As far as Juste controls, I already said it’s a bit floatier and a lot less stiff. It’s still precise, though, and I never felt like the controls were at fault for me messing up. Simply put, you feel a bit less constrained with the controls this time, but still completely in control.
You start out with a left and right dash move (using the shoulder buttons), as well as a slide. The dash moves can be spammed in quick succession, so overall, you can move a lot faster through the castle. Long vertical rooms are made a lot less tedious this way, for one.
I’m not sure how far in the game I actually am. I’ve been playing for close to three hours and beaten a whole bunch of bosses, but I have less than half of the relics, only one of the spell books and overall, I haven’t seen many of the common higher level enemies.
The fact that there are two castles also makes is difficult to assess how far I’ve gotten. What I can say is that I’ve died plenty of times, so the actual game time might be closer to four hours.
In Circle of the Moon, character progression was relatively rare and in big steps. In Harmony of Dissonance, it was made far more gradual, but there’s still a very noticeable difference between a couple of character levels and an item or two.
The world and the feel
There’s a lot of stuff on the screen, much more than in Circle of the Moon. Effects are used liberally, but the art itself seems a bit less detailed.

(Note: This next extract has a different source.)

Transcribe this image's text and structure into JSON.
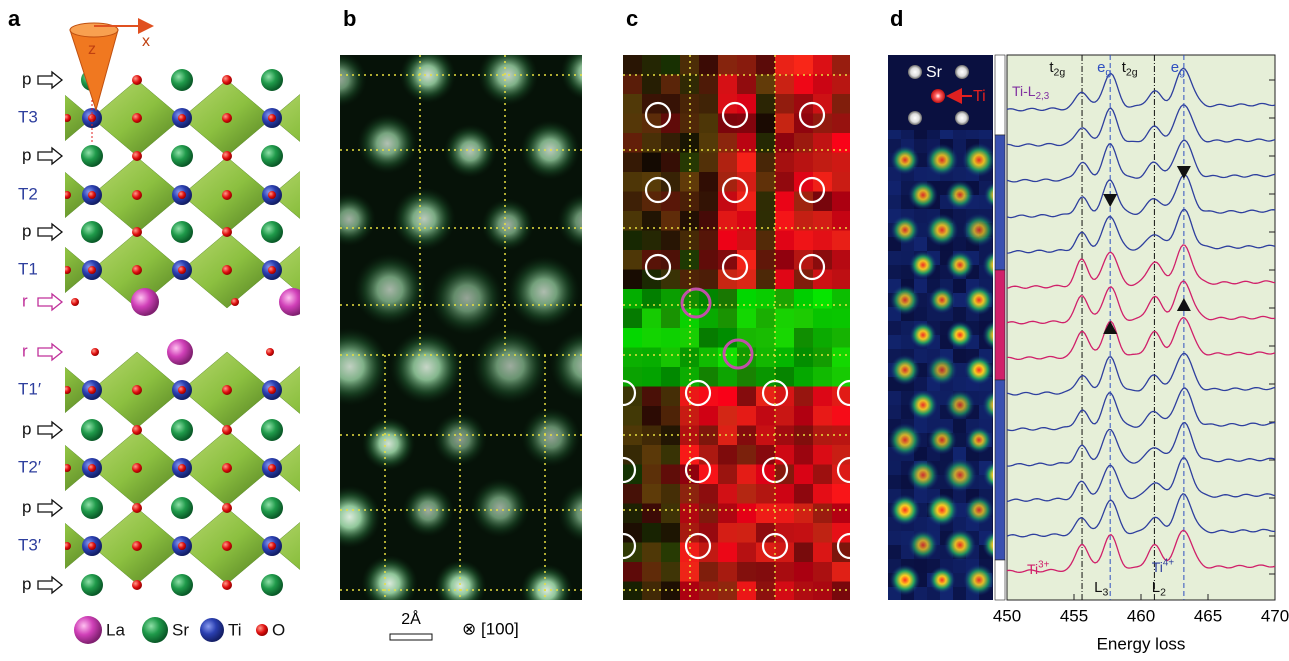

Overall, though, the atmosphere of Castlevania is there in full effect.
As always, it’s difficult, but rewarding.
In my specific case, playing Harmony feels better than playing Circle of the Moon, because the way Juste controls is better suited for the Archos Gamepad.
As with Circle of the Moon, my next report will be once the game is completed and no sooner than that.
If I discover any new mechanics or features, I’ll make a recap of that and then maybe compare it to Circle of the Moon with a bit more structure to the comparison.